A Casal Trinità (Trinitapoli) il pomeriggio del 6 ottobre, giunta la falsa notizia del ritorno a Napoli del Borbone, uomini, donne e ragazzi si riversarono festanti al centro del paese, ove li raggiunsero presto tutti i contadini sparsi nelle campagne vicine per la vendemmia: La folla si portò di via in via gridando “Viva Francesco II”, e malmenando chiunque portasse la coccarda tricolore.

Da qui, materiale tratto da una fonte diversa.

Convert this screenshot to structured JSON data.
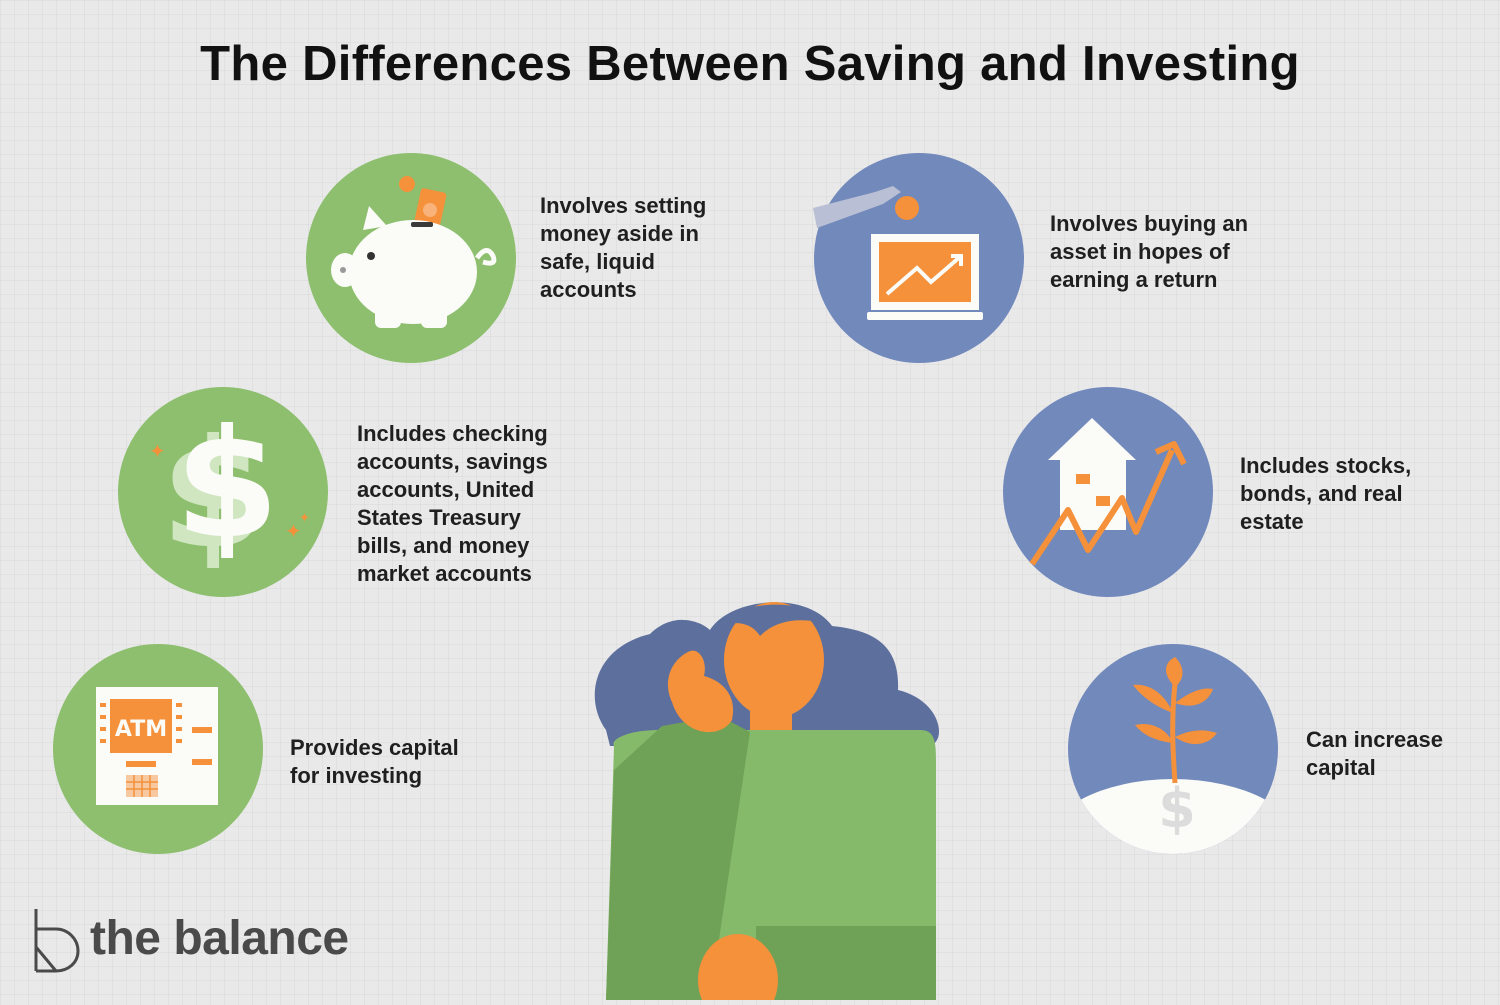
{
  "title": "The Differences Between Saving and Investing",
  "colors": {
    "saving_green": "#8dbf6e",
    "investing_blue": "#7289bb",
    "accent_orange": "#f4913a",
    "background": "#e9e9ea"
  },
  "saving": [
    {
      "icon": "piggy-bank-icon",
      "text": "Involves setting\nmoney aside in\nsafe, liquid\naccounts"
    },
    {
      "icon": "dollar-sign-icon",
      "text": "Includes checking\naccounts, savings\naccounts, United\nStates Treasury\nbills, and money\nmarket accounts"
    },
    {
      "icon": "atm-icon",
      "text": "Provides capital\nfor investing"
    }
  ],
  "investing": [
    {
      "icon": "laptop-chart-icon",
      "text": "Involves buying an\nasset in hopes of\nearning a return"
    },
    {
      "icon": "house-growth-icon",
      "text": "Includes stocks,\nbonds, and real\nestate"
    },
    {
      "icon": "plant-money-icon",
      "text": "Can increase\ncapital"
    }
  ],
  "atm_label": "ATM",
  "brand": {
    "name": "the balance"
  }
}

A Biccari la ribellione scoppiò la sera del 14 ottobre, quando alcuni soldati borbonici sbandati e numerosi popolani, nei pressi della fontana pubblica, improvvisarono una dimostrazione a favore di Francesco II. Una pattuglia della guardia nazionale tentò di disperdere i manifestanti, ma la folla si riversò in piazza con “scuri, fucili, spiedi e mazze” e si diede alla vendetta, che durò tutta la notte””.
Alla luce di questi fatti, il Plebiscito ‘imposto’ ai meridionali per fare l’Italia Una non può riguardarsi che come atto di imperio piemontese.
Sarebbe ora che qualcuno ricordasse ai leghisti che, prima che si arrivi al federalismo, da loro tanto agognato, i Meridionali vanno risarciti degli incalcolabili danni economici che 150 anni di storia unitaria hanno procurato loro.